Highlights & Insights

  • Highly innovative task definition: This study formalizes "reading history decoding" as a predictive task for the first time, carving out a novel direction in cognitive NLP. Such tasks hold direct application prospects in educational technology and personalized content recommendation.
  • Cognitive models as synthetic data sources: Employing first-time reading baselines simulated by E-Z Reader is an ingenious strategy—bridging theoretical models from cognitive science with machine learning, which can be extended to other cognitive tasks.
  • Model analysis as a scientific instrument: Investigating predictive model behaviors (e.g., changes in accuracy relative to experimental positions) to study cognitive processes demonstrates the scientific value of predictive modeling.

Limitations & Future Work

  • Data is constrained to English-speaking adult native readers (L1) and laboratory-grade Eyelink 1000 Plus eye trackers (1000 Hz sampling rate), leaving its generalizability still to be validated.
  • Repeated reading intervals span at most 10 articles, with longer time lags yet to be evaluated.
  • The study only considers two trials of reading, whereas multiple repetitions occur in reality.
  • The text domain is limited to news articles, leaving other domains (e.g., academic, literary) unaddressed.
  • Future work needs to explore feasibility on low-resolution consumer devices (e.g., laptop/smartphone front cameras).
  • vs.

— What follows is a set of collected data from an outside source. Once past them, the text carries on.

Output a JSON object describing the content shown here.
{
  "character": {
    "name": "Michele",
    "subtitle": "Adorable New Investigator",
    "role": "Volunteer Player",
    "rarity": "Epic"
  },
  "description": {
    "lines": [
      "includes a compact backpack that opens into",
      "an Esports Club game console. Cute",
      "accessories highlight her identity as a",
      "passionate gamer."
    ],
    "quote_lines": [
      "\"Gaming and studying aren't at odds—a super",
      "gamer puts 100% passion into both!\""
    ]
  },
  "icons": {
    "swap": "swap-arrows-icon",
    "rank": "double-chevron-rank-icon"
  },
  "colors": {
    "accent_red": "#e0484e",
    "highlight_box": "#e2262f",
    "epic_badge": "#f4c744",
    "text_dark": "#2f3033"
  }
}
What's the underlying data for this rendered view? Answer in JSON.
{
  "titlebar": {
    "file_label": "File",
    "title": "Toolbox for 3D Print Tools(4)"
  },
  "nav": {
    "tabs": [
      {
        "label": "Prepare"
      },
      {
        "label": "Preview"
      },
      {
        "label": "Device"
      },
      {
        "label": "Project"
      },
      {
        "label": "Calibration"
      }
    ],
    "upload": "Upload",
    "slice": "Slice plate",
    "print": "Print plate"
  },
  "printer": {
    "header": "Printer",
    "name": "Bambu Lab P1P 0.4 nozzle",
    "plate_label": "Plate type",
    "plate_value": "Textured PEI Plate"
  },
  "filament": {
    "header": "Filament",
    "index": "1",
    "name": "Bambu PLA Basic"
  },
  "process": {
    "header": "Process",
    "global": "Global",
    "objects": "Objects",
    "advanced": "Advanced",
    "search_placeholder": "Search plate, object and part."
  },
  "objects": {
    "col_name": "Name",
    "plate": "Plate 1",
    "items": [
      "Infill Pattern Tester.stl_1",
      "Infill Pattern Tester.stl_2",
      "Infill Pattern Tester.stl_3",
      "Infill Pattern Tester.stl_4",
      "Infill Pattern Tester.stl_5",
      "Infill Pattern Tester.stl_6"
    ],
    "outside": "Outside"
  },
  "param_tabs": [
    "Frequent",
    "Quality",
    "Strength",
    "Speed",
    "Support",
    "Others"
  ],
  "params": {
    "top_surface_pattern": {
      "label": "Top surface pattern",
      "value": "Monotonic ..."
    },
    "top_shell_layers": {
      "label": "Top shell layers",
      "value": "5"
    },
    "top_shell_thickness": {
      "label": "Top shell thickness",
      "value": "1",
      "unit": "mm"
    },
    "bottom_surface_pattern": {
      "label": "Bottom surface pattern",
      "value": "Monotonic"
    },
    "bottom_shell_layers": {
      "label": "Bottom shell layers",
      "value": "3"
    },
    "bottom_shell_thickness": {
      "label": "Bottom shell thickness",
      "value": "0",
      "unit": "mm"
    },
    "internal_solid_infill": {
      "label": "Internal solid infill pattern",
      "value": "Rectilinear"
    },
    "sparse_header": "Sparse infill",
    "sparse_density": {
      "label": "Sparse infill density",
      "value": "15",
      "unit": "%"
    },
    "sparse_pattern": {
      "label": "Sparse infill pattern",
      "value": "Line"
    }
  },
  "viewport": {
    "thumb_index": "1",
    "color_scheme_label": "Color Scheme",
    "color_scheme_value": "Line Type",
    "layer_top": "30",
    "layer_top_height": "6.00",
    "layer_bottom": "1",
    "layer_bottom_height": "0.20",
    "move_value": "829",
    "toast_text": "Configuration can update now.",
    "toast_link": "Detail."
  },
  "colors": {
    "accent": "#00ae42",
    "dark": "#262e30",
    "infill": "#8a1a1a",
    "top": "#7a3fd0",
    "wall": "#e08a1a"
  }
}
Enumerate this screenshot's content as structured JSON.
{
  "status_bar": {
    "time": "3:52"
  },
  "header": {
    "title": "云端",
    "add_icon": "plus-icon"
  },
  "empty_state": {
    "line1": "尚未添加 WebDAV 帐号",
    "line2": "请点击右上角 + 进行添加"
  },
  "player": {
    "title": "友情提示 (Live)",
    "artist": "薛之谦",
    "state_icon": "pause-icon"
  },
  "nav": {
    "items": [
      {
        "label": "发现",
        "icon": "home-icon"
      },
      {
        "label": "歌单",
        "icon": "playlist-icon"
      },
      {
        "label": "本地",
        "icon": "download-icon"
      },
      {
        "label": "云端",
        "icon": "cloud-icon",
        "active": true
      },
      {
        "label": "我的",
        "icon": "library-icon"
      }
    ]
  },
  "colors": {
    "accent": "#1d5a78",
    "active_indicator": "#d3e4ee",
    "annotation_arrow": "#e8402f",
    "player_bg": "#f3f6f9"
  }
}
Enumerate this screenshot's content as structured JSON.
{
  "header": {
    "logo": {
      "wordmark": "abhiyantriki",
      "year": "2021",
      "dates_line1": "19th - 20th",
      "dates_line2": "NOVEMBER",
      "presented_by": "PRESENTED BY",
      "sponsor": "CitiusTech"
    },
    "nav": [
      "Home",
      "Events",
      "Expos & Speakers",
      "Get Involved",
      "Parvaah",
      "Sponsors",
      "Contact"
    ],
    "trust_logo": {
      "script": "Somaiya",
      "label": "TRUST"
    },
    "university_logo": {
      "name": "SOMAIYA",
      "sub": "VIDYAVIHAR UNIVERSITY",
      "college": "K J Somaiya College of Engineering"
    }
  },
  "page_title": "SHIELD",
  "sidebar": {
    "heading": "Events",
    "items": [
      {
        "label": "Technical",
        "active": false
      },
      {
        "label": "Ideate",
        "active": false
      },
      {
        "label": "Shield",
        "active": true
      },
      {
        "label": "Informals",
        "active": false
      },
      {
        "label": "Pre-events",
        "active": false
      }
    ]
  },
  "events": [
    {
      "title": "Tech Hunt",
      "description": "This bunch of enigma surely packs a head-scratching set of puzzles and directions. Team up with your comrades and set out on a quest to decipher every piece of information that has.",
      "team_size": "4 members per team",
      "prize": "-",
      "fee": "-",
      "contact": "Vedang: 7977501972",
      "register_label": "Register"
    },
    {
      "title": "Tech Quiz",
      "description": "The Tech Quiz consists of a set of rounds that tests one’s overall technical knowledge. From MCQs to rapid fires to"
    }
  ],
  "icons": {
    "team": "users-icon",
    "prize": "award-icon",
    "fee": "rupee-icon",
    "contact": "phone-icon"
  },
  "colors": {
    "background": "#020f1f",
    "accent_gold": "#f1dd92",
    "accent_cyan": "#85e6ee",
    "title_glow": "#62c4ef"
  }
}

Traditional Psycholinguistic Research: Conventional studies restrict themselves to group-level descriptive statistical analysis. This work presents the first individual-level predictions, turning psycholinguistic findings into quantifiable signals for machine learning.
  • vs. Reading Comprehension Prediction: Previous work used eye movements to predict reading comprehension levels, reading objectives, etc. This work focuses on the entirely novel dimension of "prior exposure" (whether a text has been read).

Rating

  • Novelty: ⭐⭐⭐⭐⭐ Decodes reading history from eye movements for the first time with a brand-new task definition.
  • Experimental Thoroughness: ⭐⭐⭐⭐ Includes multi-model comparisons, ablations, and fine-grained analyses, though constrained by database size.
  • Writing Quality: ⭐⭐⭐⭐⭐ Rigorous formalization, exquisite experimental design, and deep analysis.
  • Value: ⭐⭐⭐⭐ Significant academic contribution, though further progress requires support for low-cost, consumer-grade hardware.